Outside of Aduana, a driver waited for me with a sign with my name on it. On the way to my host family's place, we chatted about the U.S. presidential election and the Paro Del Campo in Argentina. I'll reflect more on our conversation in a future post.

I was greeted at my host family's house by my great host mom, Argelia. She and her husband and two girls live in a giant 100-year-old European style house with 3 floors, a huge terrazo used for grill outs in the summer, and apartment guest rooms separate from the house. I spent 2.5 months last summer/Argentinian winter at their home while taking Spanish classes. Now, I'm back for about 2 weeks until I move into an apartment that Argelia's friend found for me. Argelia and I talked, drank tea, and snacked on cookies all morning as her husband and children wandered down the stairs at different hours to greet me.

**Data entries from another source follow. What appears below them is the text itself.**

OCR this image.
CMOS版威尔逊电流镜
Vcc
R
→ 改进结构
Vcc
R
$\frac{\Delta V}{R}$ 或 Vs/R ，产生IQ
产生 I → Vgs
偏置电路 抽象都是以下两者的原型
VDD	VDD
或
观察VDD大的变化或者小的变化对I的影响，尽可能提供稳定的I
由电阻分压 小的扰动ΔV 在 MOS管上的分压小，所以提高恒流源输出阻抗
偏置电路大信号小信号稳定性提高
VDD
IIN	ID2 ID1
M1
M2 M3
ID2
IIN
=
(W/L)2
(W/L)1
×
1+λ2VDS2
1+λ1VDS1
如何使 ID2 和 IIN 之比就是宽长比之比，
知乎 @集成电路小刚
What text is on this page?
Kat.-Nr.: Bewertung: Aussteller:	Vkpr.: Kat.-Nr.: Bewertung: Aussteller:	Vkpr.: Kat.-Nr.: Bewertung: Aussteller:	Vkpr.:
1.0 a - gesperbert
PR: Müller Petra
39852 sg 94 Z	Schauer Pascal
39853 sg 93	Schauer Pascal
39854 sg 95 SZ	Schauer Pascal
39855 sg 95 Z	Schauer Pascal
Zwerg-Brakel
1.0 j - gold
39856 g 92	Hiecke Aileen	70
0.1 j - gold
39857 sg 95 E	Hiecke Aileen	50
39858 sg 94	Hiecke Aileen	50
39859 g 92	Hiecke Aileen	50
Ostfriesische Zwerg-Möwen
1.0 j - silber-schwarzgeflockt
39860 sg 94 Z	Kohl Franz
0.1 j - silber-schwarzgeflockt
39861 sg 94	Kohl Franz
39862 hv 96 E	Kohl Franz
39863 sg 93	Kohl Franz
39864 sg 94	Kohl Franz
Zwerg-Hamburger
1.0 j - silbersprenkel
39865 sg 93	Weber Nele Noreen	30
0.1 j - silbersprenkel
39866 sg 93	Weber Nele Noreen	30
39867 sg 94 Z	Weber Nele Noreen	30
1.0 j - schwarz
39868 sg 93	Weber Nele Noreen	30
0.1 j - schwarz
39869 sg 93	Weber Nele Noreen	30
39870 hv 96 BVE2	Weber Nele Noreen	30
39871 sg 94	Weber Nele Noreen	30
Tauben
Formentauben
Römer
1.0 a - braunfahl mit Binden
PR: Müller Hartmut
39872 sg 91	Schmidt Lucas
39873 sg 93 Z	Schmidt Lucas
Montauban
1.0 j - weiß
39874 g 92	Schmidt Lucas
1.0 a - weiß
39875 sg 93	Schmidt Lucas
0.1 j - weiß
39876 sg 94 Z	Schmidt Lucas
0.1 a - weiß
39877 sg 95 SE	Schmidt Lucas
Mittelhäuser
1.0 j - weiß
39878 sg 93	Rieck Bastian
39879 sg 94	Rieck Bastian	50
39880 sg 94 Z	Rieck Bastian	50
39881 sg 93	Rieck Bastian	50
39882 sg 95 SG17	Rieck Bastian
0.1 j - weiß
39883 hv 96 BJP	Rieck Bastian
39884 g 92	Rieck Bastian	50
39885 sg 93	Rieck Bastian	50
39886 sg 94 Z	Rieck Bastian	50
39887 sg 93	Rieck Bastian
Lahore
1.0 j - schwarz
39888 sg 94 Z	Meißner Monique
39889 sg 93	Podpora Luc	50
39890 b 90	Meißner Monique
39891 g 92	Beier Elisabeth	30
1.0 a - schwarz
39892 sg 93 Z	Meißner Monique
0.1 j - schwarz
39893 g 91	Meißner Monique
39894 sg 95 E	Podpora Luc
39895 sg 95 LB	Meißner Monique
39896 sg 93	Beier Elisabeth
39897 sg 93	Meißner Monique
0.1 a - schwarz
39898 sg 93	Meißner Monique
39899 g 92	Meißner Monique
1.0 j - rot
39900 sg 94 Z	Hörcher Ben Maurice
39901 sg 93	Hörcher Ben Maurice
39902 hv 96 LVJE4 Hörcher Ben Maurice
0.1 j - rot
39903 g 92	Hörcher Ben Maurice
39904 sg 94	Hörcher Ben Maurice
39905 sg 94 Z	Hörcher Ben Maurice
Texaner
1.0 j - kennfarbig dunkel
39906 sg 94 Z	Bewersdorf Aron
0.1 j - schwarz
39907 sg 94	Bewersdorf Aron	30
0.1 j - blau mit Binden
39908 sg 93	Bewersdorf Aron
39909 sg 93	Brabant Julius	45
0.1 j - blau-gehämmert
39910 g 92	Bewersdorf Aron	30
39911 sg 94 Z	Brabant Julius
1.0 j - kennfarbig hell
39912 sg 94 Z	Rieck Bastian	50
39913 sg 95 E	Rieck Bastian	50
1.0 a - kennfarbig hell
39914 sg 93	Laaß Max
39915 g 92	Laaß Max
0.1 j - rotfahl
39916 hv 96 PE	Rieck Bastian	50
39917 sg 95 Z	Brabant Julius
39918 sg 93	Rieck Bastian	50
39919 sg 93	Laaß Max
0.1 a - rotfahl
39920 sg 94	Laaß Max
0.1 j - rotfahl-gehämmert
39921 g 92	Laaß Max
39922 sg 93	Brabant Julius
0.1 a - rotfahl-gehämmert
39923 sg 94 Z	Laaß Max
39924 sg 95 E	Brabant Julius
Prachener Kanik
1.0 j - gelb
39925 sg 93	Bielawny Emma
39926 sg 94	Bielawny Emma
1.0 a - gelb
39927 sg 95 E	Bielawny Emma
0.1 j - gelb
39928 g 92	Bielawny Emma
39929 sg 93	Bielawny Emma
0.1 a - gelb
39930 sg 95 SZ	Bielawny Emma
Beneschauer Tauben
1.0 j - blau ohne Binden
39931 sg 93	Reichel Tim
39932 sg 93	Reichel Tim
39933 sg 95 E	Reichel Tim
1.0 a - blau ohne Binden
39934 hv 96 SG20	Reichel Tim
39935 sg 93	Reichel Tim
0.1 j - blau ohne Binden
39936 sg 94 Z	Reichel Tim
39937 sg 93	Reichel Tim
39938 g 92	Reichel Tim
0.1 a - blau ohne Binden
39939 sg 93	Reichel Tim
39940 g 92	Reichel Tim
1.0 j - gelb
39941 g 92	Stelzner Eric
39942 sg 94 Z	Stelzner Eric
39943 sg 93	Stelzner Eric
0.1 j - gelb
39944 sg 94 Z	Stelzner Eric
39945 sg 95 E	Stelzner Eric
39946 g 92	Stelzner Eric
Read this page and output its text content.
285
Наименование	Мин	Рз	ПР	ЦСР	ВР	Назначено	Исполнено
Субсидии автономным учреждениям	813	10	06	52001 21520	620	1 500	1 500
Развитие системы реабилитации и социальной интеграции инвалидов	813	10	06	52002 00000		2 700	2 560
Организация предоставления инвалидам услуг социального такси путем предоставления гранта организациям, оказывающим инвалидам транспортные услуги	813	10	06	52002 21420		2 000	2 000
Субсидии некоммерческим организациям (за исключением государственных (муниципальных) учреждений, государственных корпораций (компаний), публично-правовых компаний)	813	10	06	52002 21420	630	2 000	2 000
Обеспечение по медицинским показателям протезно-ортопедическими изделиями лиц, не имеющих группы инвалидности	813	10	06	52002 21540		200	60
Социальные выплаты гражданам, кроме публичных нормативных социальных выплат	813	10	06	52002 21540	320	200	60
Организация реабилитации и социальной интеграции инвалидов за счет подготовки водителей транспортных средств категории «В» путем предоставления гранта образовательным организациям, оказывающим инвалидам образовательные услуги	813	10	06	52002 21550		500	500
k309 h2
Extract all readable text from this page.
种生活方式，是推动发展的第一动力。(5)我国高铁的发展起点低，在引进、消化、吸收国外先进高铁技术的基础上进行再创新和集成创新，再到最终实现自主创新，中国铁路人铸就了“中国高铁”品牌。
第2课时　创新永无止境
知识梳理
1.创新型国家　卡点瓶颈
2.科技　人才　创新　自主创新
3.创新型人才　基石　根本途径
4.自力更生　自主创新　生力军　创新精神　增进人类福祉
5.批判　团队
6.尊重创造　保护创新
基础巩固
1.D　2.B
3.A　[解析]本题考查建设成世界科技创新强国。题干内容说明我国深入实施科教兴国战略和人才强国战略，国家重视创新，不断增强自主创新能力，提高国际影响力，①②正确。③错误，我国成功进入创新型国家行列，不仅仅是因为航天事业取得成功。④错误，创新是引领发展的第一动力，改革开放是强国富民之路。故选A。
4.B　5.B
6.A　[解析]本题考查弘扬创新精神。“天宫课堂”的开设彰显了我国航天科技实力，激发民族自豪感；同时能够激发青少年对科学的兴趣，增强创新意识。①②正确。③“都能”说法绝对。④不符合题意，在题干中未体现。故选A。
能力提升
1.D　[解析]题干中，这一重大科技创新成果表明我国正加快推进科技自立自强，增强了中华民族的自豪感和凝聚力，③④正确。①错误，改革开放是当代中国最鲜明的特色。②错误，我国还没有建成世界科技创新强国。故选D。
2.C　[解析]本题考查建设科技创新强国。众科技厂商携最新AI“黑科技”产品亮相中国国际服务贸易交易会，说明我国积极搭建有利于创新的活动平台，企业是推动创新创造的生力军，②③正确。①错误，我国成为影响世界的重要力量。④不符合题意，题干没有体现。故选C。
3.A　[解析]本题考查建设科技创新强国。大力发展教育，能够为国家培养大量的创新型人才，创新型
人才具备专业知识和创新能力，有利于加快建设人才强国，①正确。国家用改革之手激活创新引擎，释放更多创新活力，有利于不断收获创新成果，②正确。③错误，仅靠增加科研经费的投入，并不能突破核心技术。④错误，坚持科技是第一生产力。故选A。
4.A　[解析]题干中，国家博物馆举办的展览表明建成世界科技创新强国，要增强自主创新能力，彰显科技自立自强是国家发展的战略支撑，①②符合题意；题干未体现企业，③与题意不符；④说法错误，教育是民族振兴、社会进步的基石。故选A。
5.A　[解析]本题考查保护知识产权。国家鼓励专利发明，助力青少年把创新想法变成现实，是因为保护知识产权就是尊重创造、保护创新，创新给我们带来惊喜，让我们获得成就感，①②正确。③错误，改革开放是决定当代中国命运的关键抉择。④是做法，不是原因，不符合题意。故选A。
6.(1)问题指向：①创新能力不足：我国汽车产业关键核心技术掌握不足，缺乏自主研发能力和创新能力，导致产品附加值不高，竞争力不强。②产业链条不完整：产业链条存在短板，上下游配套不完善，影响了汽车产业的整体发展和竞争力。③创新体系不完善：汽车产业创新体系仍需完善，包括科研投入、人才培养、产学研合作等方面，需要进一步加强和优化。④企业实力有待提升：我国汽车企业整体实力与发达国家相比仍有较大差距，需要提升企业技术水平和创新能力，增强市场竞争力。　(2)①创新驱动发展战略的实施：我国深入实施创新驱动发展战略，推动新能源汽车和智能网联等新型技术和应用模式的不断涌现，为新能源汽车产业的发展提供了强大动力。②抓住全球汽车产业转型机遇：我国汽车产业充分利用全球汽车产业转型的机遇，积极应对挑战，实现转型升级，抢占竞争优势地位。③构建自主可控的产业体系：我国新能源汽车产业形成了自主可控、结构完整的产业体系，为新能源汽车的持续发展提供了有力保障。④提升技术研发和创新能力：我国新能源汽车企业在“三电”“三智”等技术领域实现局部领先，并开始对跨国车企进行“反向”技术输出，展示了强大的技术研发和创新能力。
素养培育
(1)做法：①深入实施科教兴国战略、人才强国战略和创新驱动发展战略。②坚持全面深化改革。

After chatting with Argelia and then later with her brother and sister-in-law, I ventured out from the house to pick up groceries, check out the site of my next apartment, have clothes ironed for interviews, and to get some wool sweaters dry cleaned. Despite the talk of food prices increasing substantially, which they have, food is still very affordable in Argentina. I was happy to see that I can still buy my favorite torte de calabaza (a pumpkin pie with a layer of mozarella cheese and carmelized onions) for slightly more than a dollar. On top of that, everything else appeared to be pretty darn cheap. My shopping list included a large box of rice, vinegar, a large bottle of soy sauce, eggs, cue tips, and shampoo all for about $9 USD. At the lavadora or laundrymat, the cost of having 5 items professionally ironed was about $2.25 USD. And finally, the price of having 3 sweaters dry cleaned was a costly $8 USD.

After the errands, I ended my evening with a walk around my old neighborhood and enjoyed the 50 degree first night of South American winter.



This picture was taken at about 6pm in La Plaza Guemes. As usual, kids were playing soccer and skateboarding outside the steps of a grandiose basilica.